Getting the median becomes a constant time procedure, of course now you may have to wait on synchronization from further adds.
Rob
A balanced tree (e.g. R/B tree) with augmented size field should find the median in lg(n) time in the worst case. I think it is in Chapter 14 of the classic Algorithm text book.
To keep the explanation brief, you can efficiently augment a BST to select a key of a specified rank in O(h) by having each node store the number of nodes in its left subtree. If you can guarantee that the tree is balanced, you can reduce this to O(log(n)). Consider using an AVL which is height-balanced (or red-black tree which is roughly balanced), then you can select any key in O(log(n)). When you insert or delete a node into the AVL you can increment or decrement a variable that keeps track of the total number of nodes in the tree to determine the rank of the median which you can then select in O(log(n)).

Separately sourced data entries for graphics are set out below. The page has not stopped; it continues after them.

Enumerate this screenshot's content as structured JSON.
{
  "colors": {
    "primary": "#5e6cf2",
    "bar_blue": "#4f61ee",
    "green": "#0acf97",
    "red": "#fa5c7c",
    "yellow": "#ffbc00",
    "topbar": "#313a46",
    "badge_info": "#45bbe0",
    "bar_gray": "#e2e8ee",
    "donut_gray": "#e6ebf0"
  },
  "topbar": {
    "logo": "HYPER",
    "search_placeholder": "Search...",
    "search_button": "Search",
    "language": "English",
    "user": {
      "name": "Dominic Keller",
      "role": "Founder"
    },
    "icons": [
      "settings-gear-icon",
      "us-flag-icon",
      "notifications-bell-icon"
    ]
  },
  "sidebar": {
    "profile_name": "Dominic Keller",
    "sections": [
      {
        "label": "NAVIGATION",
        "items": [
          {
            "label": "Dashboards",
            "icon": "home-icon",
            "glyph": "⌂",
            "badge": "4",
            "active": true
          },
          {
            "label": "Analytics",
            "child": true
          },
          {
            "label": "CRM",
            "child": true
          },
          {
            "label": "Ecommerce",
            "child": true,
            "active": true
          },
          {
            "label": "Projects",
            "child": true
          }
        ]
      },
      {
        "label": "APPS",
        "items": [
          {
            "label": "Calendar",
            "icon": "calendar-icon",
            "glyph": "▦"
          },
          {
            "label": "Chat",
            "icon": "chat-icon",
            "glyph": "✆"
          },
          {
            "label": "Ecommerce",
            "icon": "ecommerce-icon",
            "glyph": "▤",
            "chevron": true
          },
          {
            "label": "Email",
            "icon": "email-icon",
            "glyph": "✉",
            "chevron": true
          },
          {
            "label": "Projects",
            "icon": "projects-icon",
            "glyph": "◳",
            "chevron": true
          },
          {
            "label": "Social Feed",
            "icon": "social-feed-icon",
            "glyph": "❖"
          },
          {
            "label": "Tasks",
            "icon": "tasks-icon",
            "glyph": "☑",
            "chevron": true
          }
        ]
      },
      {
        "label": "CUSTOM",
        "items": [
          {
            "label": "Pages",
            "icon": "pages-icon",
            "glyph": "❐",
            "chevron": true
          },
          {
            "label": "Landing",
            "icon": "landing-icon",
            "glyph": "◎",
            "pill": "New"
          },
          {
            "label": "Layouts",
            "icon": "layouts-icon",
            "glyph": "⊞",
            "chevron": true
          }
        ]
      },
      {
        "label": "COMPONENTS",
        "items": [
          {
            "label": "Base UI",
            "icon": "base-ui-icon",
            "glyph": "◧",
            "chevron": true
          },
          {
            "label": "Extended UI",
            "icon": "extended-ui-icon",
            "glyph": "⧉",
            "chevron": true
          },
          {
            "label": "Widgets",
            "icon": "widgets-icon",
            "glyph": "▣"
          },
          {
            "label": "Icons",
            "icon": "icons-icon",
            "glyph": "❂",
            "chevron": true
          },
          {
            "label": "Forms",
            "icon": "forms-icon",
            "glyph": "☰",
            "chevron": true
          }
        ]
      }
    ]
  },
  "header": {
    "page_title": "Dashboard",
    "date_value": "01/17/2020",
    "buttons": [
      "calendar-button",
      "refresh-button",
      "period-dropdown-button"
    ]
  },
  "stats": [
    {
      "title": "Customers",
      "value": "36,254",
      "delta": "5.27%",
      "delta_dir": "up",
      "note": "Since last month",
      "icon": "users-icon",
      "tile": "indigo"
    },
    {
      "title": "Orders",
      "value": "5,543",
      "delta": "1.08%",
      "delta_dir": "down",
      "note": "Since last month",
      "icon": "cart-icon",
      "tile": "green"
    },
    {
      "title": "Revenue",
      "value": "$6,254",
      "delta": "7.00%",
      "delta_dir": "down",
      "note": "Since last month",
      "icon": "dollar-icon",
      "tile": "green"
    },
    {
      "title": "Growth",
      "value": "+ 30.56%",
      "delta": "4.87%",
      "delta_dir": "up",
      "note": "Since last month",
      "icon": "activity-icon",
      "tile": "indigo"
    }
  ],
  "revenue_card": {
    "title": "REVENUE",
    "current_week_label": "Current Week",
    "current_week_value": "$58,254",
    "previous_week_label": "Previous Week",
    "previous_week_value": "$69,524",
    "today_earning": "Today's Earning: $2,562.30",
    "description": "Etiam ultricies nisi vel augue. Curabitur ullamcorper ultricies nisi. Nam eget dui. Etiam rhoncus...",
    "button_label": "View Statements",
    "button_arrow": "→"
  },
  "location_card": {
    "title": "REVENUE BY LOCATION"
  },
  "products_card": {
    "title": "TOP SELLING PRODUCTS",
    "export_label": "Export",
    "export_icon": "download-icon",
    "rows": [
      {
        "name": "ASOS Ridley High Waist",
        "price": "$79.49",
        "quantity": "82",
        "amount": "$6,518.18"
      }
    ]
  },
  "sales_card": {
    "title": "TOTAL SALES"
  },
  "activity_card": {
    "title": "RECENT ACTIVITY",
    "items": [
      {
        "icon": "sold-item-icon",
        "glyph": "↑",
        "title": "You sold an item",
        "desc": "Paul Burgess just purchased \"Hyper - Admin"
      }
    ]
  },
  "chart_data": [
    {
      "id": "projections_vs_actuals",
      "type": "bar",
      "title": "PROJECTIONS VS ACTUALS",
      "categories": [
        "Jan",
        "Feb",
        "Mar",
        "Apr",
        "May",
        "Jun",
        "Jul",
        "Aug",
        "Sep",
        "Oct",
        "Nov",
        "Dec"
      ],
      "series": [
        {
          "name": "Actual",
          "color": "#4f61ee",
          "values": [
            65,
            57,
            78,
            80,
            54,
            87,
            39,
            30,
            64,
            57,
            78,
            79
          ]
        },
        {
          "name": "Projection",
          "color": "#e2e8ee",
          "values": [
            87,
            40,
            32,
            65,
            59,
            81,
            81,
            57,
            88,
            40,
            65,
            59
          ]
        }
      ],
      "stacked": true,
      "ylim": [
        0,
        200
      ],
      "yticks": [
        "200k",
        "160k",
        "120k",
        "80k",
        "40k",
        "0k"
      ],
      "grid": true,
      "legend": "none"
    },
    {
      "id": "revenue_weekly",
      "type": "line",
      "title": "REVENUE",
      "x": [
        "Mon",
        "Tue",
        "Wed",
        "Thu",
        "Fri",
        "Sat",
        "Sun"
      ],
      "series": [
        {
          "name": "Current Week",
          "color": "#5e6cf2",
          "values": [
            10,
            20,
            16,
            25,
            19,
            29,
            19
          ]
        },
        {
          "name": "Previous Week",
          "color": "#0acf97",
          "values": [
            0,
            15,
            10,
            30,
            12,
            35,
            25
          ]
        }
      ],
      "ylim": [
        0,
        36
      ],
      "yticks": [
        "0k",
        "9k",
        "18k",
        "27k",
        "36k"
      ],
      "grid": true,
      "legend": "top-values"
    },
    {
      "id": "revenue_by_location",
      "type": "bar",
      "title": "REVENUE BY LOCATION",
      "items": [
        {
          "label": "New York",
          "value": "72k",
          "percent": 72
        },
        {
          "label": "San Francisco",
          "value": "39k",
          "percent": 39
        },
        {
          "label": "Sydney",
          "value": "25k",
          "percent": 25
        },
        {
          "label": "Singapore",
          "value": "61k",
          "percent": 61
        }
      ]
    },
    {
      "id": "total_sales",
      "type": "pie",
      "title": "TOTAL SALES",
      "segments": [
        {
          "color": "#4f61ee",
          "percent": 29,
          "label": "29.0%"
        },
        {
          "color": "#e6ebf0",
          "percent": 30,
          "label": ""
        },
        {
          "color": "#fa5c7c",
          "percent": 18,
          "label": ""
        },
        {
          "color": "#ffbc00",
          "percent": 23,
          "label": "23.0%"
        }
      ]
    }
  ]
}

In order to find the median in linear time you can try this (it just came to my mind). You need to store some values every time you add number to your set, and you won't need sorting. Here it goes.
typedef struct
{
int number;
int lesser;
int greater;
} record;
int median(record numbers[], int count, int n)
{
int i;
int m = VERY_BIG_NUMBER;
int a, b;
numbers[count + 1].number = n:
for (i = 0; i < count + 1; i++)
{
if (n < numbers[i].number)
{
numbers[i].lesser++;
numbers[count + 1].greater++;
}
else
{
numbers[i].greater++;
numbers[count + 1].lesser++;
}
if (numbers[i].greater - numbers[i].lesser == 0)
m = numbers[i].number;
}
if (m == VERY_BIG_NUMBER)
for (i = 0; i < count + 1; i++)
{
if (numbers[i].greater - numbers[i].lesser == -1)
a = numbers[i].number;
if (numbers[i].greater - numbers[i].lesser == 1)
b = numbers[i].number;
m = (a + b) / 2;
}
return m;
}
What this does is, each time you add a number to the set, you must now how many "lesser than your number" numbers have, and how many "greater than your number" numbers have. So, if you have a number with the same "lesser than" and "greater than" it means your number is in the very middle of the set, without having to sort it. In the case that you have an even amount of numbers you may have two choices for a median, so you just return the mean of those two. BTW, this is C code, I hope this helps.